Dependency injection supports the Inversion of Control principle. This is important for modularity and testability. It promotes self-contained elements that declare the components they depend on, making them easy to mock or stub out for tests as well as making the structure easier to understand.

You've highlighted what, in my opinion, in the greatest weakness of framework driven dependency injection: Programmers unfamiliar with the patterns may have a hard time understanding what's going on, and may start directly instantiating components rather than injecting them. This isn't a problem at my shop since everyone is familiar with the concept.

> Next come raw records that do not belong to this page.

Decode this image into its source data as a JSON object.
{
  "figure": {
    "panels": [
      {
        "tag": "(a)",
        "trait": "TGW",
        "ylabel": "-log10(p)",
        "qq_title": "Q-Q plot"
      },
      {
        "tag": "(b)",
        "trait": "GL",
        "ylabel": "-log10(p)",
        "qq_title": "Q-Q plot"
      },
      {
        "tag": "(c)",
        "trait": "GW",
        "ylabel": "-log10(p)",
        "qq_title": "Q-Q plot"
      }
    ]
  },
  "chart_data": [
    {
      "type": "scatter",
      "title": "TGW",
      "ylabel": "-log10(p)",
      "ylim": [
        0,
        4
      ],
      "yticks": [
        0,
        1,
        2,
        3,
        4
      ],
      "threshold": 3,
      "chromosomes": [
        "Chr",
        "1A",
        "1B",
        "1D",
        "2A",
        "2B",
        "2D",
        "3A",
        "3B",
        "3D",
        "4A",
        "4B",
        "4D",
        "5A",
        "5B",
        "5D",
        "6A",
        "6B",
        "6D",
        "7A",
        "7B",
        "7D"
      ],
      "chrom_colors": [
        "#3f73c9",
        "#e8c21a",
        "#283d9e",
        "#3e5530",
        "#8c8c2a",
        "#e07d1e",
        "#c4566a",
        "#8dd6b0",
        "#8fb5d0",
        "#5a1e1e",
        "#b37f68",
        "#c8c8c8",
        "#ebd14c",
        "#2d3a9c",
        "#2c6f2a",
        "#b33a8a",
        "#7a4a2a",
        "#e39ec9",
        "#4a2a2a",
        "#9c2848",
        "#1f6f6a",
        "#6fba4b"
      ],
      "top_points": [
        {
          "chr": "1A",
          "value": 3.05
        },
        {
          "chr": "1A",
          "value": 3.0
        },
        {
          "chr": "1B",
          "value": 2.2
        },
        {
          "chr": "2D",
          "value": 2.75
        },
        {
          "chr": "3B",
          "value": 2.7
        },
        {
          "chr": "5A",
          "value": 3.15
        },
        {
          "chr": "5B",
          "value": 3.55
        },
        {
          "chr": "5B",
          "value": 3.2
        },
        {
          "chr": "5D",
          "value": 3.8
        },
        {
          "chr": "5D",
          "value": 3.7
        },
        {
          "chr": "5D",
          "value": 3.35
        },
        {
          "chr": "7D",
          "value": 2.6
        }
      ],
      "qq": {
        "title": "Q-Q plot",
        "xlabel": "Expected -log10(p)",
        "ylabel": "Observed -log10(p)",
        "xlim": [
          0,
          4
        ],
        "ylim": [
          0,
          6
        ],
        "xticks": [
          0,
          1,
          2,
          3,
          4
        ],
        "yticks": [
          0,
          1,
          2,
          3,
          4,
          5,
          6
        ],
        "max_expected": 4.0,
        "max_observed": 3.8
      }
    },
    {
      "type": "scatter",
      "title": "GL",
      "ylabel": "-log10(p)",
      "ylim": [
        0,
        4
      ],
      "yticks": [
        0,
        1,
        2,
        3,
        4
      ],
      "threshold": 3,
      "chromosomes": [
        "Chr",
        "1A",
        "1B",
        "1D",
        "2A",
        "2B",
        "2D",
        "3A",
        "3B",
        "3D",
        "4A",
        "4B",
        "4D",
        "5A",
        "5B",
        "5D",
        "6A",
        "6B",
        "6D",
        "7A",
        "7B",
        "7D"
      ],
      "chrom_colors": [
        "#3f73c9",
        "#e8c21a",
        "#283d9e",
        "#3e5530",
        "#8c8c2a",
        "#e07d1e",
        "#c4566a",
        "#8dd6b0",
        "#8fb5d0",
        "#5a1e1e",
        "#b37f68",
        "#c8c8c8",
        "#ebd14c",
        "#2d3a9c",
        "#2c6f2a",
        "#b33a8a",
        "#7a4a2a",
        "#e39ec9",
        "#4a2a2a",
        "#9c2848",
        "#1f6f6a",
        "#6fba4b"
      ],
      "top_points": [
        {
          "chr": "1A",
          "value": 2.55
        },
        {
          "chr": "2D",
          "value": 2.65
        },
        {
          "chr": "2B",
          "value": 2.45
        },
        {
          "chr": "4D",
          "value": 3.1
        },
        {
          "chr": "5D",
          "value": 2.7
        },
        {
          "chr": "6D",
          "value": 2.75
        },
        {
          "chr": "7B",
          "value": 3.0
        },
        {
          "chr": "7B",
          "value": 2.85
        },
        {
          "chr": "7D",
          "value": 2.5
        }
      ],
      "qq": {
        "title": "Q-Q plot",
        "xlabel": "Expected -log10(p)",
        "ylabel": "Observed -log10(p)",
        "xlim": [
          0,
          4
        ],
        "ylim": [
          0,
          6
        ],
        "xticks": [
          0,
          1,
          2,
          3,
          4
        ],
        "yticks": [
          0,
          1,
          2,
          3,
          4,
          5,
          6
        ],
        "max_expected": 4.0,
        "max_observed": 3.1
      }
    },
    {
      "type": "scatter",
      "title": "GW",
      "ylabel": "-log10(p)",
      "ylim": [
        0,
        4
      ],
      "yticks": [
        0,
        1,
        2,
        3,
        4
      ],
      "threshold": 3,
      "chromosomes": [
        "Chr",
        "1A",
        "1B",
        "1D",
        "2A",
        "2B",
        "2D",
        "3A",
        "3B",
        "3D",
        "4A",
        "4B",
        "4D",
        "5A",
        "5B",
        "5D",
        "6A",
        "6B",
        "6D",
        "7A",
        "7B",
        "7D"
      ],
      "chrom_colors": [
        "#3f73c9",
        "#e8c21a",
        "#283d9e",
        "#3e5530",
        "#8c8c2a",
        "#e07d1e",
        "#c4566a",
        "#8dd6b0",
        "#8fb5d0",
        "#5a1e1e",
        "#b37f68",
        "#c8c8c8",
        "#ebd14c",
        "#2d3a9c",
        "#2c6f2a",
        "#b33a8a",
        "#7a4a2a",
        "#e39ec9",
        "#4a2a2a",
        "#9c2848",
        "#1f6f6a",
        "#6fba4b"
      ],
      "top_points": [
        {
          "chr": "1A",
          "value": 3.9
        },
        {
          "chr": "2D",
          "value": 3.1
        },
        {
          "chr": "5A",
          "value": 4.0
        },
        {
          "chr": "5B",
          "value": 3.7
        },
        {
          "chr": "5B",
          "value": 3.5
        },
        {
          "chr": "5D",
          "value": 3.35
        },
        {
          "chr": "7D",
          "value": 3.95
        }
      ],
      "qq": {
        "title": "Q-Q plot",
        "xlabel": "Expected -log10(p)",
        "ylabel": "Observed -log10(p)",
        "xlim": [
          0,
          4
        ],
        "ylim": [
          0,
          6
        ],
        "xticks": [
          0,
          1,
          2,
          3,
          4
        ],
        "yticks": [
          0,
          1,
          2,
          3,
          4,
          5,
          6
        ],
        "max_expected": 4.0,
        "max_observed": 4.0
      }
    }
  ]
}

Older versions of Spring used XML to wire objects together rather than annotations to call for components to be injected; this was nice for being able to see the structure of the system but made it difficult to understand individual components.

I recommend you take a look at Angular and Ember, two Javascript frameworks that heavily use dependency injection. If they may meet your needs exactly, you should strongly consider using them to make it easier for other programmers since they have documentation and define their own conventions. This will keep you from having to train as many people on a custom framework.